New Vertiv survey forecasts edge sites tripling by 2025.

Data centre operators and owners in Singapore and Asia Pacific are highly optimistic about the future of edge computing, as revealed by a new survey released by Vertiv.

In Data Center 2025: Closer to the Edge, a global, industry-wide survey conducted by Vertiv, 57% of respondents from Singapore expected IT resource utilization at the edge to reach at least 60% by 2025.

This reflected a global sentiment on the increasing prevalence of edge computing in the data center landscape, which is fueled by more process-intensive applications such as machine learning, artificial intelligence, internet of things and 5G technology. Globally, 55% of respondents expected IT resource utilization rates to grow at the edge by 2025.

“Five years ago, when Vertiv first conducted this survey, the idea of edge computing was quite new. Back then, many organisations expected to allocate their resources towards the cloud and/or hybrid architectures,” said Hitesh Prajapati, country manager, Vertiv Singapore.

“Today, edge computing is clearly regarded as one of the key drivers for digital transformation and an important opportunity space. We are seeing many data center operators and enterprises in Asia, including Singapore, being extremely positive about investing in and growing edge sites to support the fast proliferating applications at the edge.”

The migration to the edge is changing the way today’s industry leaders think about the data center. Among the participants who have edge sites today or expect to have edge sites in 2025, more than half (53%) expect the number of edge sites they support to grow by at least 100% with 20% expecting a 400% or more increase. Collectively, surveyed participants expected their total number of edge computing sites to grow 226% globally between now and 2025.

“The edge requires a different approach to critical infrastructure solutions. Micro data centers, which are rapidly deployable, flexible and compact are fast becoming the preferred approach to enabling many of today’s high data bandwidth deployments,” adds Prajapati.

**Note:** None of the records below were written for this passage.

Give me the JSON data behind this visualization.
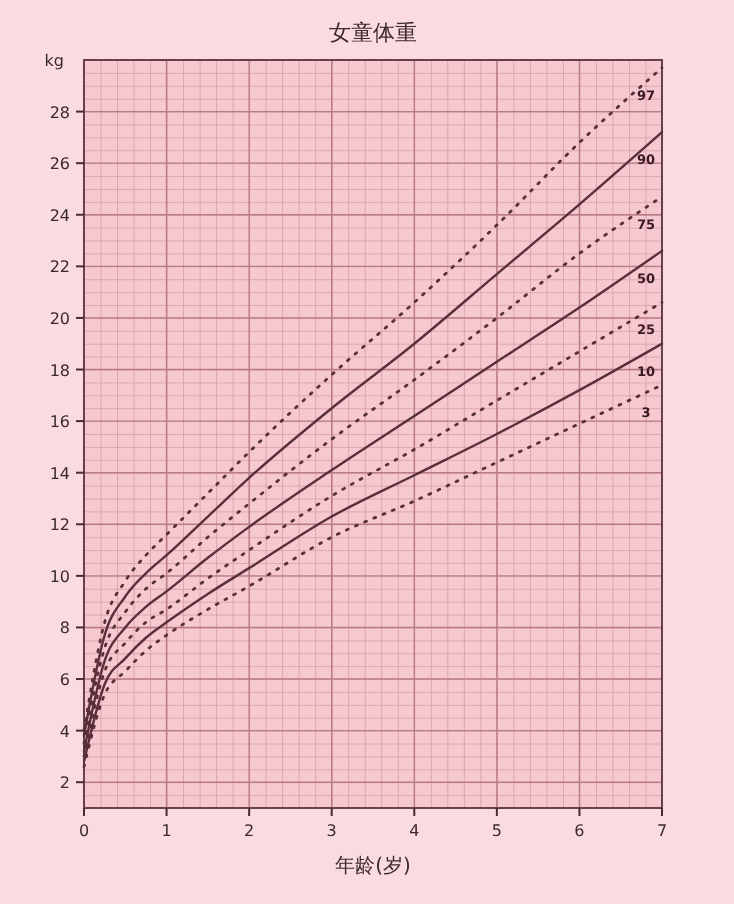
{
  "chart_data": {
    "type": "line",
    "title": "女童体重",
    "xlabel": "年龄(岁)",
    "ylabel": "kg",
    "x": [
      0,
      0.25,
      0.5,
      0.75,
      1,
      1.5,
      2,
      3,
      4,
      5,
      6,
      7
    ],
    "xlim": [
      0,
      7
    ],
    "xticks": [
      0,
      1,
      2,
      3,
      4,
      5,
      6,
      7
    ],
    "ylim": [
      1,
      30
    ],
    "yticks": [
      2,
      4,
      6,
      8,
      10,
      12,
      14,
      16,
      18,
      20,
      22,
      24,
      26,
      28
    ],
    "grid": true,
    "marker": "none",
    "series": [
      {
        "name": "97",
        "color": "#5a3038",
        "line_style": "dotted",
        "values": [
          4.0,
          8.2,
          9.8,
          10.8,
          11.6,
          13.2,
          14.8,
          17.8,
          20.6,
          23.6,
          26.8,
          29.7
        ]
      },
      {
        "name": "90",
        "color": "#5a3038",
        "line_style": "solid",
        "values": [
          3.8,
          7.7,
          9.2,
          10.1,
          10.8,
          12.3,
          13.8,
          16.5,
          19.0,
          21.7,
          24.4,
          27.2
        ]
      },
      {
        "name": "75",
        "color": "#5a3038",
        "line_style": "dotted",
        "values": [
          3.5,
          7.2,
          8.6,
          9.5,
          10.1,
          11.5,
          12.8,
          15.3,
          17.6,
          20.0,
          22.5,
          24.7
        ]
      },
      {
        "name": "50",
        "color": "#5a3038",
        "line_style": "solid",
        "values": [
          3.2,
          6.7,
          8.0,
          8.8,
          9.4,
          10.7,
          11.9,
          14.1,
          16.2,
          18.3,
          20.4,
          22.6
        ]
      },
      {
        "name": "25",
        "color": "#5a3038",
        "line_style": "dotted",
        "values": [
          3.0,
          6.3,
          7.4,
          8.2,
          8.7,
          9.9,
          11.0,
          13.1,
          14.9,
          16.8,
          18.7,
          20.6
        ]
      },
      {
        "name": "10",
        "color": "#5a3038",
        "line_style": "solid",
        "values": [
          2.8,
          5.8,
          6.8,
          7.6,
          8.2,
          9.3,
          10.3,
          12.3,
          13.9,
          15.5,
          17.2,
          19.0
        ]
      },
      {
        "name": "3",
        "color": "#5a3038",
        "line_style": "dotted",
        "values": [
          2.6,
          5.4,
          6.3,
          7.1,
          7.7,
          8.7,
          9.6,
          11.5,
          12.9,
          14.4,
          15.9,
          17.4
        ]
      }
    ]
  }
}
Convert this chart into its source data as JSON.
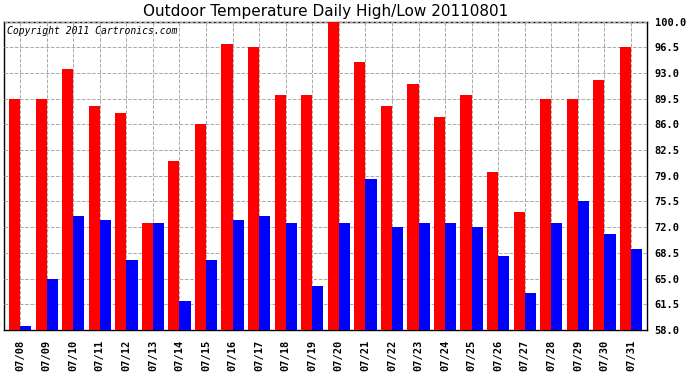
{
  "title": "Outdoor Temperature Daily High/Low 20110801",
  "copyright": "Copyright 2011 Cartronics.com",
  "dates": [
    "07/08",
    "07/09",
    "07/10",
    "07/11",
    "07/12",
    "07/13",
    "07/14",
    "07/15",
    "07/16",
    "07/17",
    "07/18",
    "07/19",
    "07/20",
    "07/21",
    "07/22",
    "07/23",
    "07/24",
    "07/25",
    "07/26",
    "07/27",
    "07/28",
    "07/29",
    "07/30",
    "07/31"
  ],
  "highs": [
    89.5,
    89.5,
    93.5,
    88.5,
    87.5,
    72.5,
    81.0,
    86.0,
    97.0,
    96.5,
    90.0,
    90.0,
    100.5,
    94.5,
    88.5,
    91.5,
    87.0,
    90.0,
    79.5,
    74.0,
    89.5,
    89.5,
    92.0,
    96.5
  ],
  "lows": [
    58.5,
    65.0,
    73.5,
    73.0,
    67.5,
    72.5,
    62.0,
    67.5,
    73.0,
    73.5,
    72.5,
    64.0,
    72.5,
    78.5,
    72.0,
    72.5,
    72.5,
    72.0,
    68.0,
    63.0,
    72.5,
    75.5,
    71.0,
    69.0
  ],
  "high_color": "#ff0000",
  "low_color": "#0000ff",
  "bg_color": "#ffffff",
  "plot_bg_color": "#ffffff",
  "grid_color": "#aaaaaa",
  "ymin": 58.0,
  "ymax": 100.0,
  "yticks": [
    58.0,
    61.5,
    65.0,
    68.5,
    72.0,
    75.5,
    79.0,
    82.5,
    86.0,
    89.5,
    93.0,
    96.5,
    100.0
  ],
  "title_fontsize": 11,
  "copyright_fontsize": 7,
  "tick_fontsize": 7.5,
  "bar_width": 0.42
}
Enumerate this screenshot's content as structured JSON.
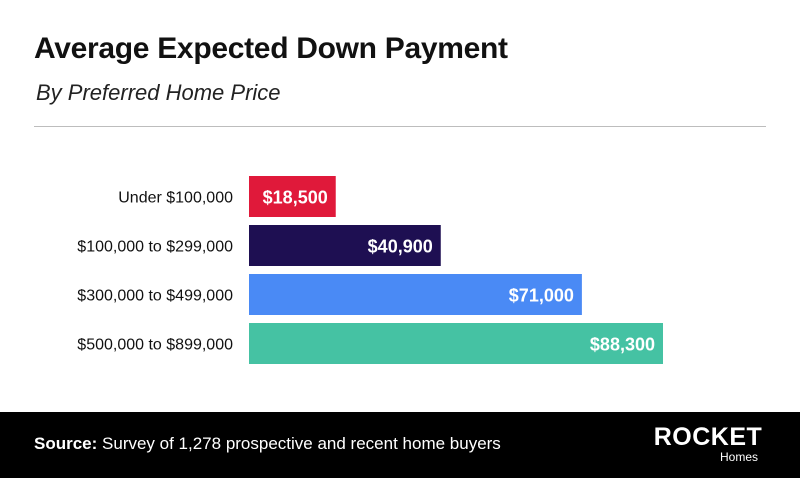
{
  "title": "Average Expected Down Payment",
  "subtitle": "By Preferred Home Price",
  "chart_data": {
    "type": "bar",
    "orientation": "horizontal",
    "title": "Average Expected Down Payment",
    "subtitle": "By Preferred Home Price",
    "categories": [
      "Under $100,000",
      "$100,000 to $299,000",
      "$300,000 to $499,000",
      "$500,000 to $899,000"
    ],
    "values": [
      18500,
      40900,
      71000,
      88300
    ],
    "value_labels": [
      "$18,500",
      "$40,900",
      "$71,000",
      "$88,300"
    ],
    "colors": [
      "#e0193a",
      "#1e0f52",
      "#4a8af5",
      "#45c2a3"
    ],
    "xlabel": "",
    "ylabel": "",
    "xlim": [
      0,
      88300
    ],
    "grid": false,
    "legend": "none"
  },
  "footer": {
    "source_key": "Source:",
    "source_text": " Survey of 1,278 prospective and recent home buyers",
    "logo_main": "ROCKET",
    "logo_sub": "Homes"
  }
}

More than 800 data center professionals participated in Vertiv’s survey. Among the other notable results:

  • Participants aren’t as bullish on the prospects for solar and wind power in the data center as they were in 2014. Then, they projected about 34% of data center power would come from those sources by 2025. Now, the expectation is 21% – still optimistic, but mindful of the ambitious timeline.
  • Globally, 16% of participants expects to retire by 2025, exacerbating an already problematic talent shortage. In the US, that number is an alarming 33%.